Both the monophyly and inter-relationships of the major annelid groups have remained uncertain, despite intensive research on both morphology and molecular sequences. Morphological cladistic analyses indicate that Annelida is monophyletic and consists of two monophyletic groups, the clitellates and polychaetes, whereas molecular phylogenetic analyses suggest that polychaetes are paraphyletic and that sipunculans are crown-group annelids. Both the monophyly of polychaetes and the placement of sipunculans within annelids are in conflict with the annelid fossil record-the former because Cambrian stem taxa are similar to modern polychaetes in possessing biramous parapodia, suggesting that clitellates are derived from polychaetes; the latter because although fossil sipunculans are known from the Early Cambrian, crown-group annelids do not appear until the latest Cambrian.
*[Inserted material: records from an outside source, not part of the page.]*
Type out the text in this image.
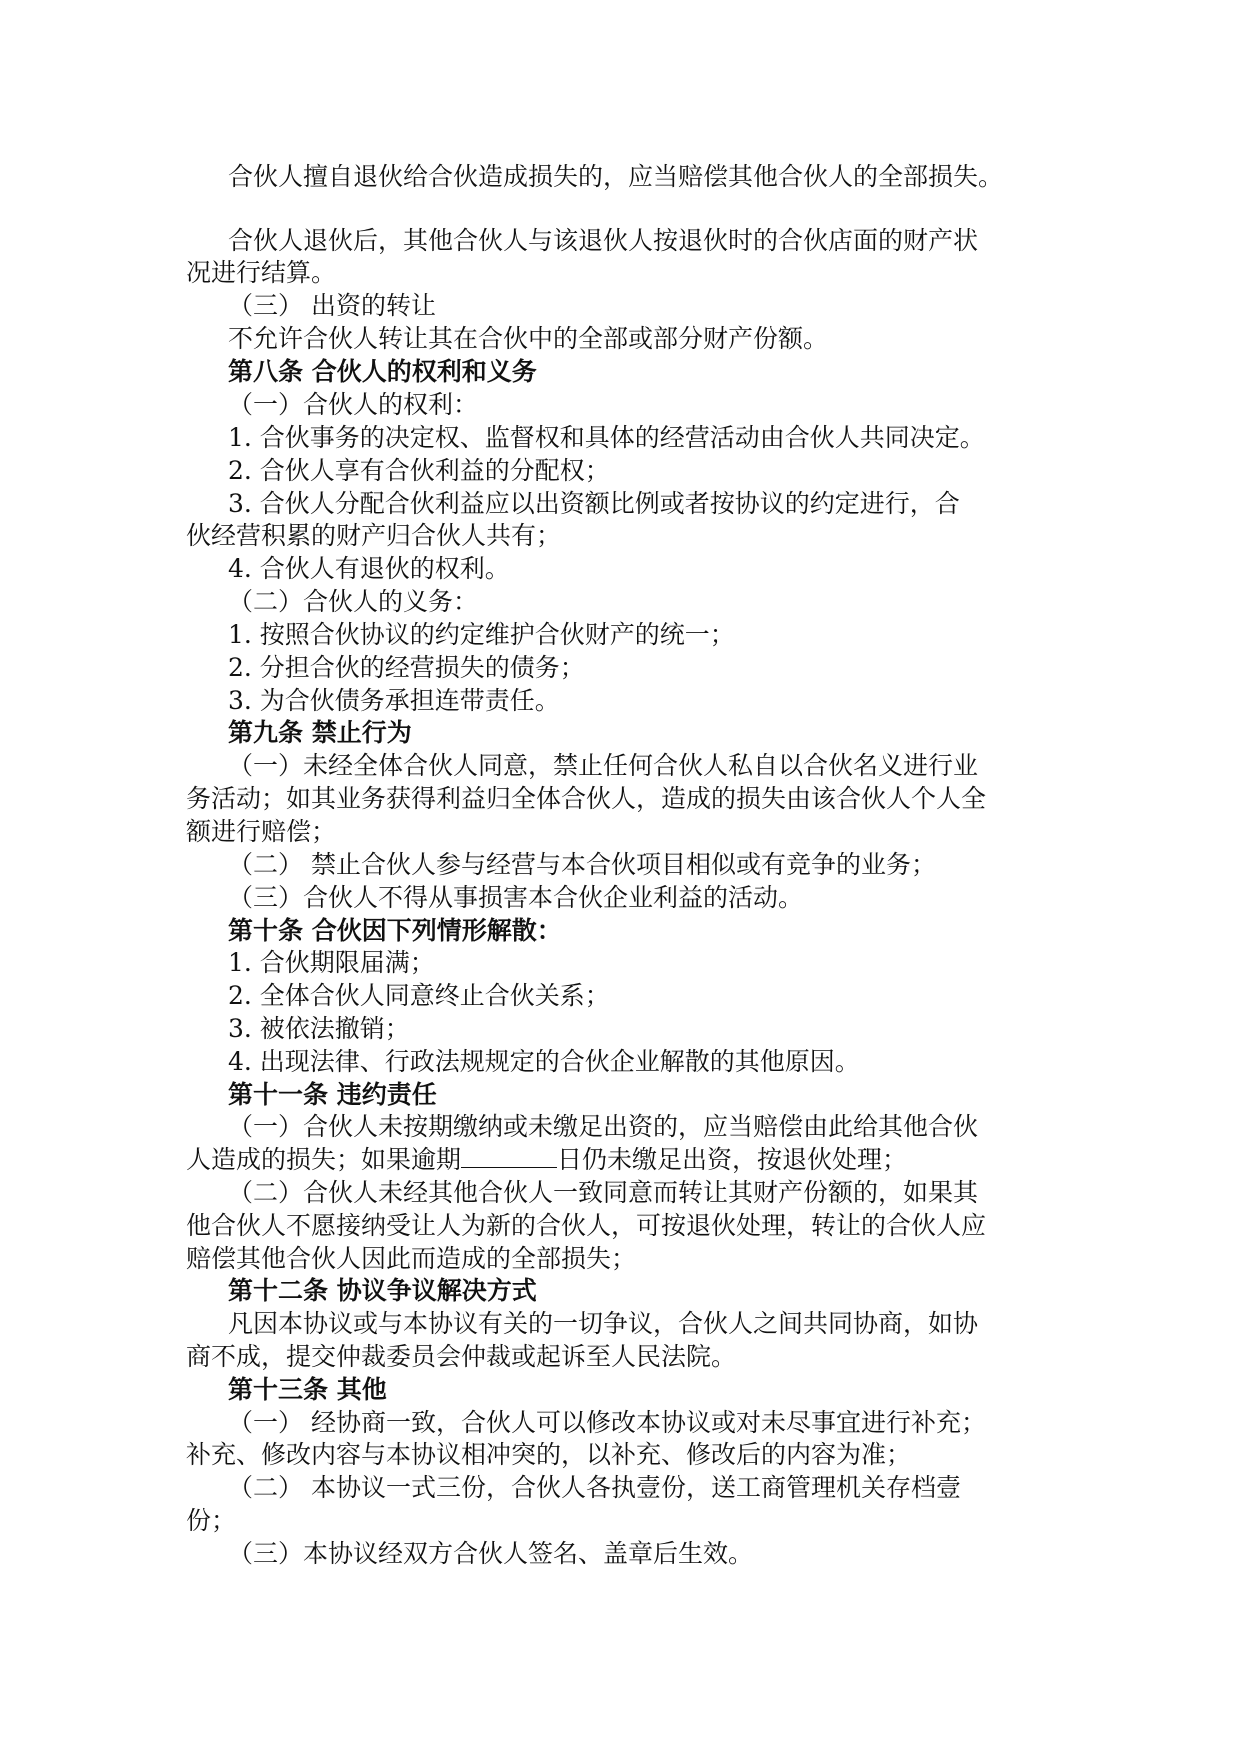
合伙人擅自退伙给合伙造成损失的，应当赔偿其他合伙人的全部损失。
合伙人退伙后，其他合伙人与该退伙人按退伙时的合伙店面的财产状
况进行结算。
（三） 出资的转让
不允许合伙人转让其在合伙中的全部或部分财产份额。
第八条 合伙人的权利和义务
（一）合伙人的权利：
1. 合伙事务的决定权、监督权和具体的经营活动由合伙人共同决定。
2. 合伙人享有合伙利益的分配权；
3. 合伙人分配合伙利益应以出资额比例或者按协议的约定进行，合
伙经营积累的财产归合伙人共有；
4. 合伙人有退伙的权利。
（二）合伙人的义务：
1. 按照合伙协议的约定维护合伙财产的统一；
2. 分担合伙的经营损失的债务；
3. 为合伙债务承担连带责任。
第九条 禁止行为
（一）未经全体合伙人同意，禁止任何合伙人私自以合伙名义进行业
务活动；如其业务获得利益归全体合伙人，造成的损失由该合伙人个人全
额进行赔偿；
（二） 禁止合伙人参与经营与本合伙项目相似或有竞争的业务；
（三）合伙人不得从事损害本合伙企业利益的活动。
第十条 合伙因下列情形解散：
1. 合伙期限届满；
2. 全体合伙人同意终止合伙关系；
3. 被依法撤销；
4. 出现法律、行政法规规定的合伙企业解散的其他原因。
第十一条 违约责任
（一）合伙人未按期缴纳或未缴足出资的，应当赔偿由此给其他合伙
人造成的损失；如果逾期	日仍未缴足出资，按退伙处理；
（二）合伙人未经其他合伙人一致同意而转让其财产份额的，如果其
他合伙人不愿接纳受让人为新的合伙人，可按退伙处理，转让的合伙人应
赔偿其他合伙人因此而造成的全部损失；
第十二条 协议争议解决方式
凡因本协议或与本协议有关的一切争议，合伙人之间共同协商，如协
商不成，提交仲裁委员会仲裁或起诉至人民法院。
第十三条 其他
（一） 经协商一致，合伙人可以修改本协议或对未尽事宜进行补充；
补充、修改内容与本协议相冲突的，以补充、修改后的内容为准；
（二） 本协议一式三份，合伙人各执壹份，送工商管理机关存档壹
份；
（三）本协议经双方合伙人签名、盖章后生效。
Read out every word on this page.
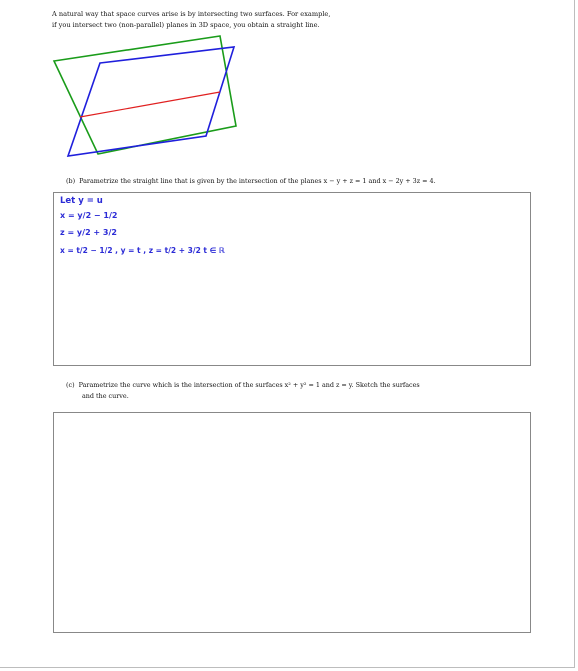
A natural way that space curves arise is by intersecting two surfaces. For example,
if you intersect two (non-parallel) planes in 3D space, you obtain a straight line.
(b) Parametrize the straight line that is given by the intersection of the planes x − y + z = 1 and x − 2y + 3z = 4.
Let y = u
x = y/2 − 1/2
z = y/2 + 3/2
x = t/2 − 1/2 , y = t , z = t/2 + 3/2 t ∈ ℝ
(c) Parametrize the curve which is the intersection of the surfaces x² + y² = 1 and z = y. Sketch the surfaces
and the curve.
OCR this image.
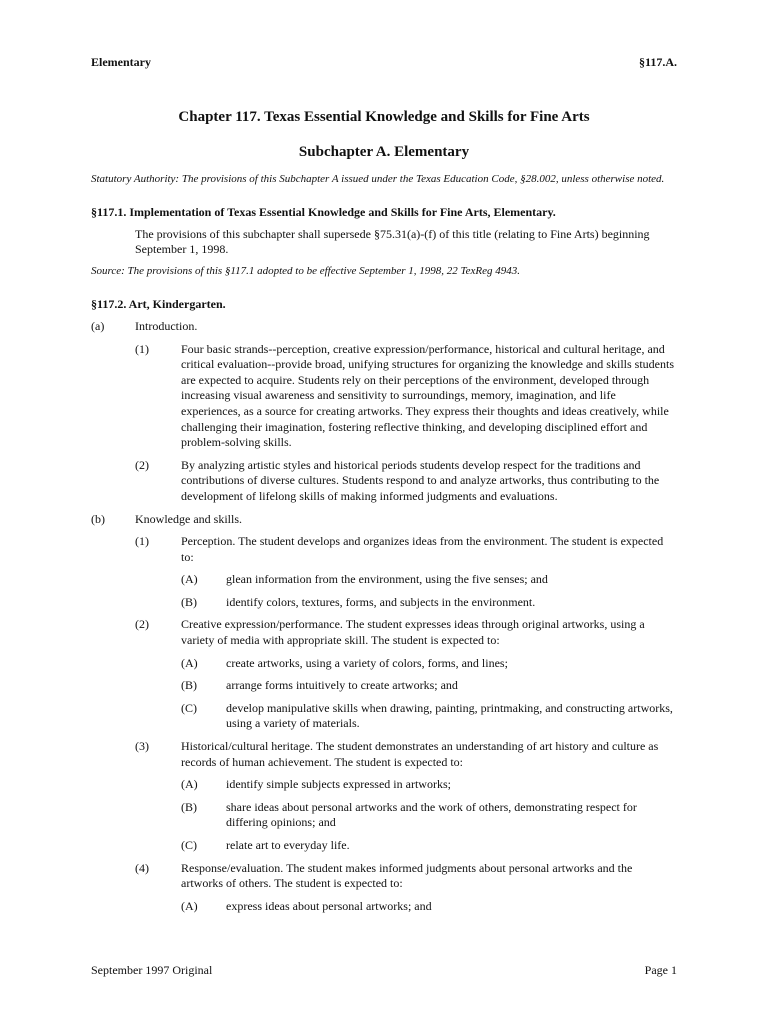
Elementary	§117.A.
Chapter 117. Texas Essential Knowledge and Skills for Fine Arts
Subchapter A. Elementary
Statutory Authority: The provisions of this Subchapter A issued under the Texas Education Code, §28.002, unless otherwise noted.
§117.1. Implementation of Texas Essential Knowledge and Skills for Fine Arts, Elementary.
The provisions of this subchapter shall supersede §75.31(a)-(f) of this title (relating to Fine Arts) beginning September 1, 1998.
Source: The provisions of this §117.1 adopted to be effective September 1, 1998, 22 TexReg 4943.
§117.2. Art, Kindergarten.
(a)	Introduction.
(1)	Four basic strands--perception, creative expression/performance, historical and cultural heritage, and critical evaluation--provide broad, unifying structures for organizing the knowledge and skills students are expected to acquire. Students rely on their perceptions of the environment, developed through increasing visual awareness and sensitivity to surroundings, memory, imagination, and life experiences, as a source for creating artworks. They express their thoughts and ideas creatively, while challenging their imagination, fostering reflective thinking, and developing disciplined effort and problem-solving skills.
(2)	By analyzing artistic styles and historical periods students develop respect for the traditions and contributions of diverse cultures. Students respond to and analyze artworks, thus contributing to the development of lifelong skills of making informed judgments and evaluations.
(b)	Knowledge and skills.
(1)	Perception. The student develops and organizes ideas from the environment. The student is expected to:
(A)	glean information from the environment, using the five senses; and
(B)	identify colors, textures, forms, and subjects in the environment.
(2)	Creative expression/performance. The student expresses ideas through original artworks, using a variety of media with appropriate skill. The student is expected to:
(A)	create artworks, using a variety of colors, forms, and lines;
(B)	arrange forms intuitively to create artworks; and
(C)	develop manipulative skills when drawing, painting, printmaking, and constructing artworks, using a variety of materials.
(3)	Historical/cultural heritage. The student demonstrates an understanding of art history and culture as records of human achievement. The student is expected to:
(A)	identify simple subjects expressed in artworks;
(B)	share ideas about personal artworks and the work of others, demonstrating respect for differing opinions; and
(C)	relate art to everyday life.
(4)	Response/evaluation. The student makes informed judgments about personal artworks and the artworks of others. The student is expected to:
(A)	express ideas about personal artworks; and
September 1997 Original	Page 1
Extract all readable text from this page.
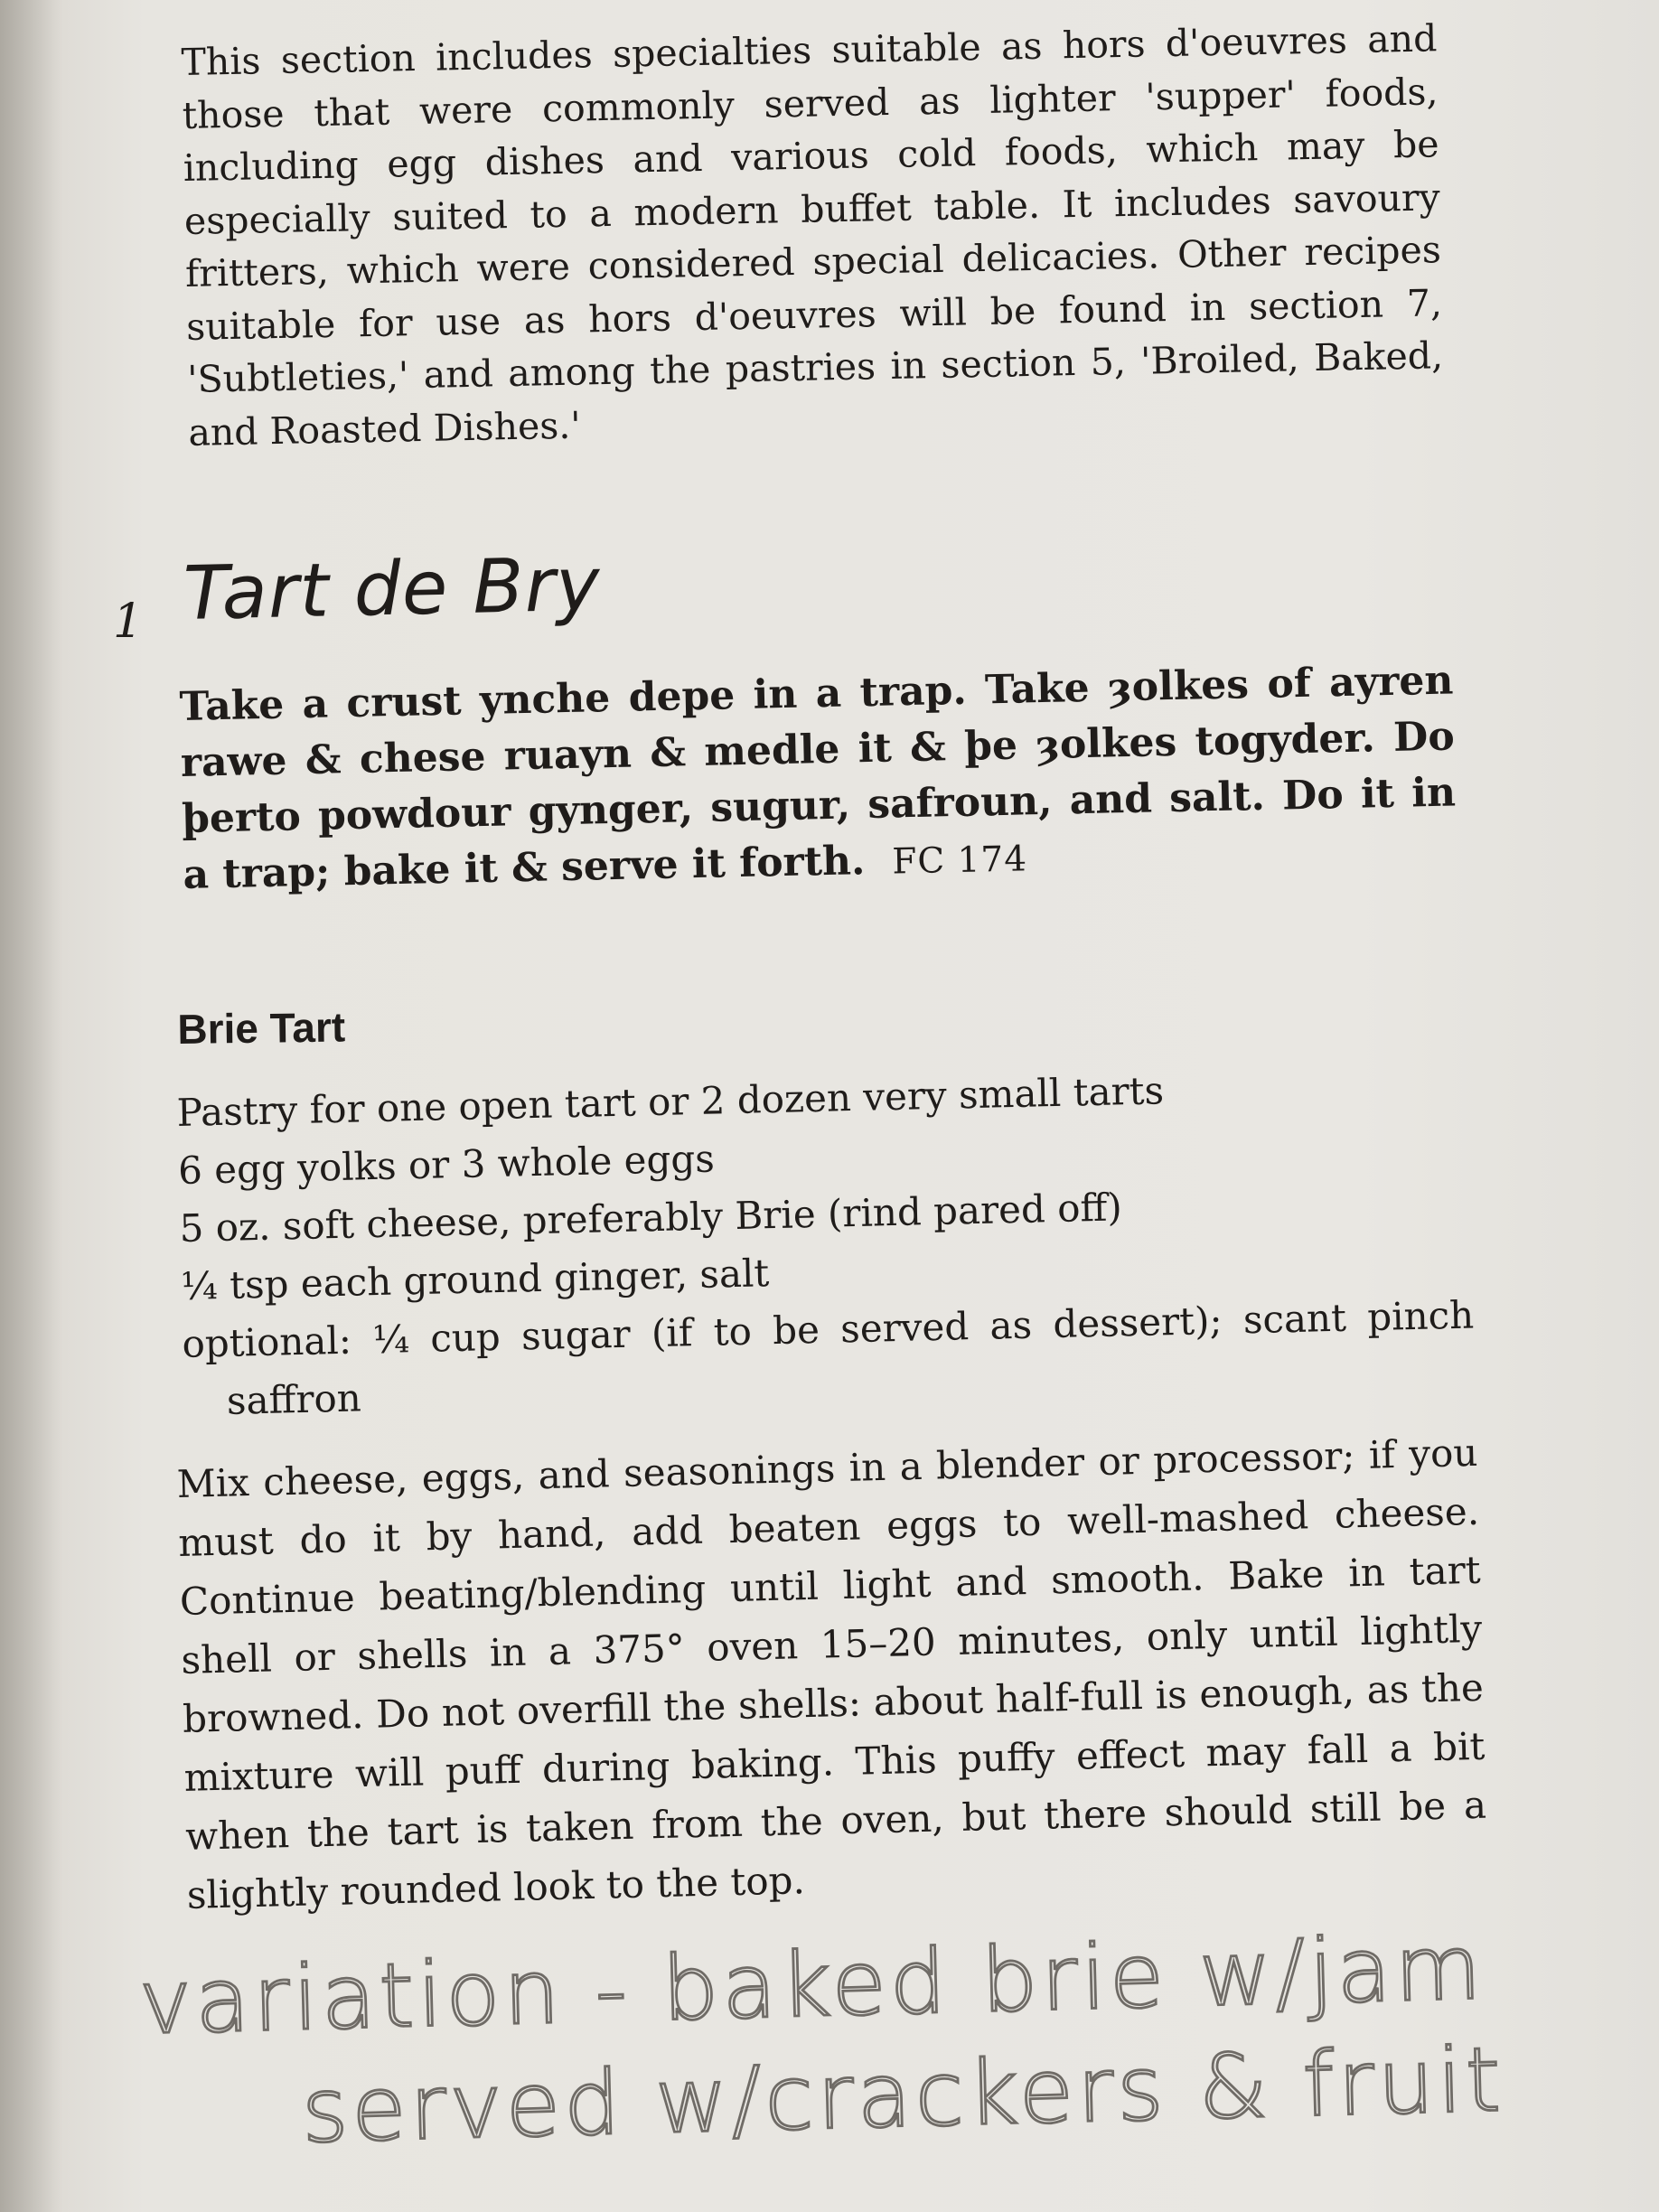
This section includes specialties suitable as hors d'oeuvres and those that were commonly served as lighter 'supper' foods, including egg dishes and various cold foods, which may be especially suited to a modern buffet table. It includes savoury fritters, which were considered special delicacies. Other recipes suitable for use as hors d'oeuvres will be found in section 7, 'Subtleties,' and among the pastries in section 5, 'Broiled, Baked, and Roasted Dishes.'

1 Tart de Bry

Take a crust ynche depe in a trap. Take ȝolkes of ayren rawe & chese ruayn & medle it & þe ȝolkes togyder. Do þerto powdour gynger, sugur, safroun, and salt. Do it in a trap; bake it & serve it forth. FC 174

Brie Tart
Pastry for one open tart or 2 dozen very small tarts
6 egg yolks or 3 whole eggs
5 oz. soft cheese, preferably Brie (rind pared off)
¼ tsp each ground ginger, salt
optional: ¼ cup sugar (if to be served as dessert); scant pinch saffron

Mix cheese, eggs, and seasonings in a blender or processor; if you must do it by hand, add beaten eggs to well-mashed cheese. Continue beating/blending until light and smooth. Bake in tart shell or shells in a 375° oven 15–20 minutes, only until lightly browned. Do not overfill the shells: about half-full is enough, as the mixture will puff during baking. This puffy effect may fall a bit when the tart is taken from the oven, but there should still be a slightly rounded look to the top.

variation - baked brie w/jam
served w/crackers & fruit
Here we apply a different data source, the presence versus absence of specific microRNAs-genes that encode approximately 22 nucleotide non-coding regulatory RNAs-to the problem of annelid phylogenetics. We show that annelids are monophyletic with respect to sipunculans, and polychaetes are paraphyletic with respect to the clitellate Lumbricus, conclusions that are consistent with the fossil record. Further, sipunculans resolve as the sister group of the annelids, rooting the annelid tree, and revealing the polarity of the morphological change within this diverse lineage of animals.